Acciones tales como: adquisición de aparatos telefónicos, computacionales y servicio de internet, se volvieron ahora artículos de primera necesidad, pero, además, también se generó la tarea de aprender a utilizar toda serie de herramientas tecnológicas, ingreso y navegación en plataformas virtuales educativas y hasta las más “sencillas” funciones de las aplicaciones de comunicación y transmisión de datos interpersonales; todo esto se volvió un imperativo educativo.

Este “empujón” que recibió la educación hacia un precipicio desconocido, despertó a la población al ingresar, de manera súbita a espacios virtuales, teniendo a maestros y padres de familia reeducándose, pero con la gran desventaja de no estar preparado y prevenido para su correcto uso y aplicación.
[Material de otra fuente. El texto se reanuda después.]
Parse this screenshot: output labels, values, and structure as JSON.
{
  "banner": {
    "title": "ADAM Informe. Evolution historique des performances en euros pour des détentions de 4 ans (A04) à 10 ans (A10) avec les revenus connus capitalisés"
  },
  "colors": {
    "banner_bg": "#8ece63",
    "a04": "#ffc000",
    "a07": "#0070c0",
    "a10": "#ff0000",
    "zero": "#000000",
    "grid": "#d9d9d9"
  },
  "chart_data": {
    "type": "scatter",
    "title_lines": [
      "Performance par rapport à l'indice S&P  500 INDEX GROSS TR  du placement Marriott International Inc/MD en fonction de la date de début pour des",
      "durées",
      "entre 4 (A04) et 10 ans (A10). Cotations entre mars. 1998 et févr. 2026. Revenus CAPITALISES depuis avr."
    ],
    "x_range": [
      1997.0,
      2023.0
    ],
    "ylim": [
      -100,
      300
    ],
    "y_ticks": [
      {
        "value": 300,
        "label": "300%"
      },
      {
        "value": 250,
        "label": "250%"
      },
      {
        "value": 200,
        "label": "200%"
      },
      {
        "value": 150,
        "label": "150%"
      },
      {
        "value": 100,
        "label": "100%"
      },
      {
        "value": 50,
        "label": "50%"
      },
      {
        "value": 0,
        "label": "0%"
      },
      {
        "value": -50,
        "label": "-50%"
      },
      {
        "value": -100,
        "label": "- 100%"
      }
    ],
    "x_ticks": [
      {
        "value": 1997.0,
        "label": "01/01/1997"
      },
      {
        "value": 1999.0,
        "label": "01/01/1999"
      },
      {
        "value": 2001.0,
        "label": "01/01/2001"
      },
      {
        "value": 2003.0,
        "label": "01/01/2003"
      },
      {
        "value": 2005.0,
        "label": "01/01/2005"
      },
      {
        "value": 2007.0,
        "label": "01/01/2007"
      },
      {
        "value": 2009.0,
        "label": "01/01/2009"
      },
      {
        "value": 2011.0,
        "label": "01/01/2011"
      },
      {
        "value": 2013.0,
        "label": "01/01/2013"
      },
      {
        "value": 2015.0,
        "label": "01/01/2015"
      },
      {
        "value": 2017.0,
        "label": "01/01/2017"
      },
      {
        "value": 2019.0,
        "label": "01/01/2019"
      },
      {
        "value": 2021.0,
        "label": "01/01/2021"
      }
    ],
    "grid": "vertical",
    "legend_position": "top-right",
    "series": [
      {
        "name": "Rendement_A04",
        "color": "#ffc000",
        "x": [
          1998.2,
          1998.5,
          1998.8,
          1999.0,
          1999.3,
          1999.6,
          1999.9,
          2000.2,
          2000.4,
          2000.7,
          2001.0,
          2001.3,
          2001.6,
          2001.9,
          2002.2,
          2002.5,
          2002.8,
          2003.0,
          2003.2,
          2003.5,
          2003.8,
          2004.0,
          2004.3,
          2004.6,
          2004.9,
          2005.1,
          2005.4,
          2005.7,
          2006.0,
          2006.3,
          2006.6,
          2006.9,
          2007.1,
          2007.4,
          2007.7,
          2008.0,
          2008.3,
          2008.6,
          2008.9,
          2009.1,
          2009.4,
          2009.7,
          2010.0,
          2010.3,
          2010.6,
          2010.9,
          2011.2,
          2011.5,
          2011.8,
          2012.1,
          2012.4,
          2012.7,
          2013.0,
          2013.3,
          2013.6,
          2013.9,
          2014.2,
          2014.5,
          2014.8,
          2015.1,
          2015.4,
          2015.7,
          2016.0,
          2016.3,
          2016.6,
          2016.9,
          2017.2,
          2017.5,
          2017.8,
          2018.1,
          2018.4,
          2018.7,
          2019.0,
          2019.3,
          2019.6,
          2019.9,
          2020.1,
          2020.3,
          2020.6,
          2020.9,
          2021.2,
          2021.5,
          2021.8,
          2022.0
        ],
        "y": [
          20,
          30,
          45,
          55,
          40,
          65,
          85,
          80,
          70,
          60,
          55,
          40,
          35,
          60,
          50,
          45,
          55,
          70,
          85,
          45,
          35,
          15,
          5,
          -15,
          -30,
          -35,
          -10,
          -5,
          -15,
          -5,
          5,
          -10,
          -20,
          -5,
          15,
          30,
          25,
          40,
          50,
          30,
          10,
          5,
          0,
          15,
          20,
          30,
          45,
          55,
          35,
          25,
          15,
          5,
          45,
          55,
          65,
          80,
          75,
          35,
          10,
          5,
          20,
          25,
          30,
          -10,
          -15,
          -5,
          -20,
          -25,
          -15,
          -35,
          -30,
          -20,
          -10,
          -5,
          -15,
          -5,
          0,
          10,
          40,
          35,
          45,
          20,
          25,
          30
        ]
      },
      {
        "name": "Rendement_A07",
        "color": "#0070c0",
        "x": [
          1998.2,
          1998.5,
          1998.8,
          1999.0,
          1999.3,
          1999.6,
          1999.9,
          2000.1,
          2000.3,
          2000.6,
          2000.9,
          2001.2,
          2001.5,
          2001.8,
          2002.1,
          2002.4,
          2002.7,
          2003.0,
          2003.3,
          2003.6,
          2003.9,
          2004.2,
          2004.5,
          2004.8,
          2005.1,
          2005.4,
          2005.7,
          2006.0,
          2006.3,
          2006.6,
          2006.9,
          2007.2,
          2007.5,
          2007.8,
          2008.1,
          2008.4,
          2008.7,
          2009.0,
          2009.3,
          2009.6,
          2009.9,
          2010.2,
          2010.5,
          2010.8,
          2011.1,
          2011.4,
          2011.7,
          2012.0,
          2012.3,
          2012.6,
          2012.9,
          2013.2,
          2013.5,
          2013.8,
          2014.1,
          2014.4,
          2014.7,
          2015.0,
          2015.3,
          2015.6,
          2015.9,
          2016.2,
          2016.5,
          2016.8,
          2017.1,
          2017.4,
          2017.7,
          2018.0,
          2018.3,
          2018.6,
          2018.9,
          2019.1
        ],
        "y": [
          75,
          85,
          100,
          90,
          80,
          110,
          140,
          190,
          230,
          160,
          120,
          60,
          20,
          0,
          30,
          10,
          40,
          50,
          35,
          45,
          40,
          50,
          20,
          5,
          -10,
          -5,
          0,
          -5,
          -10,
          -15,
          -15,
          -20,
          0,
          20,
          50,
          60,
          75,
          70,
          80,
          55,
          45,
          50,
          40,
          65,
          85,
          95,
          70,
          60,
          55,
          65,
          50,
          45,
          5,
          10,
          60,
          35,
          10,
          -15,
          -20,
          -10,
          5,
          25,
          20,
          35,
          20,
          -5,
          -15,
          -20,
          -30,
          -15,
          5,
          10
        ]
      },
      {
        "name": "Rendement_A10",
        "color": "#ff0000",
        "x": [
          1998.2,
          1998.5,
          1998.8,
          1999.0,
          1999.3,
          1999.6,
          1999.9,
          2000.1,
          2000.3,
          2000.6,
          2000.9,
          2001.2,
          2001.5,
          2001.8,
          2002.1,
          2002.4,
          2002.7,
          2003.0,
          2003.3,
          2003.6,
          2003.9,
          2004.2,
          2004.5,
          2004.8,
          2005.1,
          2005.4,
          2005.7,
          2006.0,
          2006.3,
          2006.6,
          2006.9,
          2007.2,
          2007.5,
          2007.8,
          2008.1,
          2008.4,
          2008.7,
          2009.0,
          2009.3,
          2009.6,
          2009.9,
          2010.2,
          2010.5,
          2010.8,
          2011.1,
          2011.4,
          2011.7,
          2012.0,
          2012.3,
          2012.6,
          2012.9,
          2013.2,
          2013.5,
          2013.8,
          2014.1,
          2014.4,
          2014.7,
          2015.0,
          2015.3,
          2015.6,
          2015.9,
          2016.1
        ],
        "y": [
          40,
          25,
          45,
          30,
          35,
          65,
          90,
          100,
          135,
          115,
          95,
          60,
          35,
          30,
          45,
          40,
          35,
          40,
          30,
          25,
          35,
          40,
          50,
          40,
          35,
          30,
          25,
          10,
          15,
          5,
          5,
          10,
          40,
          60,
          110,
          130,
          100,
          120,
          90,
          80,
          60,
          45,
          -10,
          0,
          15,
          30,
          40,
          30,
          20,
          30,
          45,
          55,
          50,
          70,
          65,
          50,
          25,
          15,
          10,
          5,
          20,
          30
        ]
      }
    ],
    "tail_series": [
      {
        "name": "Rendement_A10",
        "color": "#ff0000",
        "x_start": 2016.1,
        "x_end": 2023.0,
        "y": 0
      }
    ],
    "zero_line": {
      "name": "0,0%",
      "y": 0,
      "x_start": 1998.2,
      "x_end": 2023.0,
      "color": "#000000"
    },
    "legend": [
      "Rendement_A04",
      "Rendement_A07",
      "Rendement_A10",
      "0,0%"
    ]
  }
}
Sin embargo, esa evolución comandada por la cibernética educativa no terminó ahí, porque ahora tenemos, posterior a la pandemia, que se ha transformado y ha comenzado su liberación, logrando superar a la inteligencia racional, teniendo como principal aliado el uso del aparato telefónico “inteligente” y ha convertido en sus esclavos a todos aquellos que lo poseen y lo mantienen en sus manos; los seres humanos agarrados por el cuello y forzados a estar encorvados, agachados, rindiendo pleitesía, caminando sin rumbo por las calles como autómatas hipnotizados por sus contenidos y ahora en algunos lugares ya se ha prohibido legalmente el uso escolar de este aparato.